An extra £100,000+ in retirement
The first major advantage of the Lifetime ISA is that it comes with 25% bonuses from the government on contributions of up to £4,000 per year, to age 50. So, if you put in the full £4k while you’re eligible, you’ll pocket £1k for free. This is a phenomenal deal that could really turbocharge your wealth over time.
Consider this hypothetical example. Let’s say you put £4,000 into a Lifetime ISA every year between the age of 30 and 50 and your friend puts £4,000 into a Stocks & Shares ISA every year between 30 and 50. You both invest your money in the same diversified portfolio of stocks that generates a return of 8% per year (these gains will be tax-free in both accounts), and you both leave the money in your respective ISAs until you turn 65.
By the time you both turn 65, your friend’s Stocks & Shares ISA will be worth around £583,000 – which is certainly a healthy amount of savings.
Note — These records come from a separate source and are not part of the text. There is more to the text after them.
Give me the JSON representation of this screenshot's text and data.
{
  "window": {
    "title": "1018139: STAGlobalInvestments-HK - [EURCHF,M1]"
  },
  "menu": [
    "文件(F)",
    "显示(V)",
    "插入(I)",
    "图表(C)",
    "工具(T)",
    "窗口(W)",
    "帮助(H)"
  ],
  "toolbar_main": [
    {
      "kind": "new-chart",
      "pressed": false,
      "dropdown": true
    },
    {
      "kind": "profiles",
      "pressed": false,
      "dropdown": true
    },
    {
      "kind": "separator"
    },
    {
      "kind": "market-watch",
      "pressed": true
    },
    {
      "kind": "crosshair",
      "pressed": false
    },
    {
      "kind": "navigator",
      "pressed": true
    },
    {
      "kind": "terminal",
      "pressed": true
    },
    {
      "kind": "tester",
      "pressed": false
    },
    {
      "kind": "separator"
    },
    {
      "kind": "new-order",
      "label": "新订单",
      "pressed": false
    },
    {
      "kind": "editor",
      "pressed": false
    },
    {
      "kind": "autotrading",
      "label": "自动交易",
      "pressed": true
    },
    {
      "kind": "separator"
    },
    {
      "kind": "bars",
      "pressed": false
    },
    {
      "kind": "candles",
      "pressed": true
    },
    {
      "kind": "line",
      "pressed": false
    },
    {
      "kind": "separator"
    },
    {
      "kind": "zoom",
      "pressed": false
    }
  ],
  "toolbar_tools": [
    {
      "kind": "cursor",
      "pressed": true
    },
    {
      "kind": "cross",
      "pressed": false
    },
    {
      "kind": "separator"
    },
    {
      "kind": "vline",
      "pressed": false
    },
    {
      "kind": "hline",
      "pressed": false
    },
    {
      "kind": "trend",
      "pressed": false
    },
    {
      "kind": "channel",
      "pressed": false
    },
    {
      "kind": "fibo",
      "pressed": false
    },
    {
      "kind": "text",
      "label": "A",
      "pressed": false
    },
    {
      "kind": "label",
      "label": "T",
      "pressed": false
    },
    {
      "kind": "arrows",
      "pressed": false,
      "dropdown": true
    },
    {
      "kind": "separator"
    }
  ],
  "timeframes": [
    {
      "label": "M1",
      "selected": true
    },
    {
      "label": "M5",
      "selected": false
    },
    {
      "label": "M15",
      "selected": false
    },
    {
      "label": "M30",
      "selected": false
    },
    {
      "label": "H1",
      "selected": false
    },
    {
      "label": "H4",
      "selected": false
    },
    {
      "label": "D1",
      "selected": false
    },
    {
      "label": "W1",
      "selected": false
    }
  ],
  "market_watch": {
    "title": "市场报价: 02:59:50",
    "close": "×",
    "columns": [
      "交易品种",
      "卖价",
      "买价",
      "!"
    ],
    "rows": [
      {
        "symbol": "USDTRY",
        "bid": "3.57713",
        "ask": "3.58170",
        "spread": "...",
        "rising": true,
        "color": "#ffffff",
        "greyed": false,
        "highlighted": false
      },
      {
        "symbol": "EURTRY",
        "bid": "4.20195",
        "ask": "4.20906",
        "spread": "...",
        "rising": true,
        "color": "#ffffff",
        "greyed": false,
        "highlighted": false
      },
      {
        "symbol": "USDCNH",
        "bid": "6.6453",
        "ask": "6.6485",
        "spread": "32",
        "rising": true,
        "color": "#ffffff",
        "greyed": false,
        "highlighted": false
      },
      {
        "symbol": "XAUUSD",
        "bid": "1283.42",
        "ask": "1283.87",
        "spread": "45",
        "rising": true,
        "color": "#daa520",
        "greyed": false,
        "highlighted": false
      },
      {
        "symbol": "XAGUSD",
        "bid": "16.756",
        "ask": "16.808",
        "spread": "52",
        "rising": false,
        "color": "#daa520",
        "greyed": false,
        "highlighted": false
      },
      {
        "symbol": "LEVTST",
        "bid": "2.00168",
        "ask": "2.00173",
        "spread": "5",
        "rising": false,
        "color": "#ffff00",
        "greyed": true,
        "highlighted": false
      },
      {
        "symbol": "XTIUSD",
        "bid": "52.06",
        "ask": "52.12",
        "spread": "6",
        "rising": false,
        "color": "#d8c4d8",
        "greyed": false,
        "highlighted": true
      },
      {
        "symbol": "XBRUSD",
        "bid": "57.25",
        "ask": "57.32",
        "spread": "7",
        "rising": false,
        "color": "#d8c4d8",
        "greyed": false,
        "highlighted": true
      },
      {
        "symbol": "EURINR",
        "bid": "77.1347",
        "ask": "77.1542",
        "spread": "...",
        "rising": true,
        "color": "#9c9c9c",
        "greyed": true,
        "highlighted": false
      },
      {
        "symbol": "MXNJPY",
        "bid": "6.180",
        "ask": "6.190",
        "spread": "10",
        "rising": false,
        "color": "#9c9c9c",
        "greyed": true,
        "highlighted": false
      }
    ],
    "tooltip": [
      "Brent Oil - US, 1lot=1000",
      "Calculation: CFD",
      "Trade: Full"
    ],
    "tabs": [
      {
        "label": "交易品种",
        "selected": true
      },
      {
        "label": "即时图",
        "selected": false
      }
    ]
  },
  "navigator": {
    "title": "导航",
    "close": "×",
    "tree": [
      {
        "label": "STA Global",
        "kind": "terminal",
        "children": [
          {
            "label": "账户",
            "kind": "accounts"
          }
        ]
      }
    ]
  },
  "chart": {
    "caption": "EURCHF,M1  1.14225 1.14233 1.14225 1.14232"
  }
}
However, due to the extra £1,000 you picked up every year from the government between the age of 30 and 50, your Lifetime ISA will be worth a huge £729,000.
That’s a difference of nearly £150,000! Are you starting to see the power of this ISA?
Access your money tax-free
Yet it gets better. The other huge advantage of the Lifetime ISA is that once you turn 60, you can access your money completely tax-free. Don’t underestimate this benefit – it could save you tens of thousands of pounds in tax.
For example, let’s say you’ve just turned 60 and you have £500,000 saved in a workplace pension or Self-Invested Personal Pension (SIPP). You can access this money, but unfortunately, you can only take 25% of it tax-free (£125,000 in this case). Any further withdrawals will be added to your income and taxed at your normal rate.
So, if you wanted to withdraw £25,000 per year for retirement income purposes, you’d most likely be looking at several thousand pounds in tax per year. However, if that £500,000 was saved in a Lifetime ISA, you could take the whole lot tax-free. There would be zero tax payable on lump-sum withdrawals or income withdrawals. Over time, the tax saving could be substantial.
All things considered, the Lifetime ISA is a very powerful investment vehicle. Not only can it potentially boost your wealth significantly, but it can also save you a fortune in tax. If you’re under 40 and eligible to open an account, I think you’d be mad not to.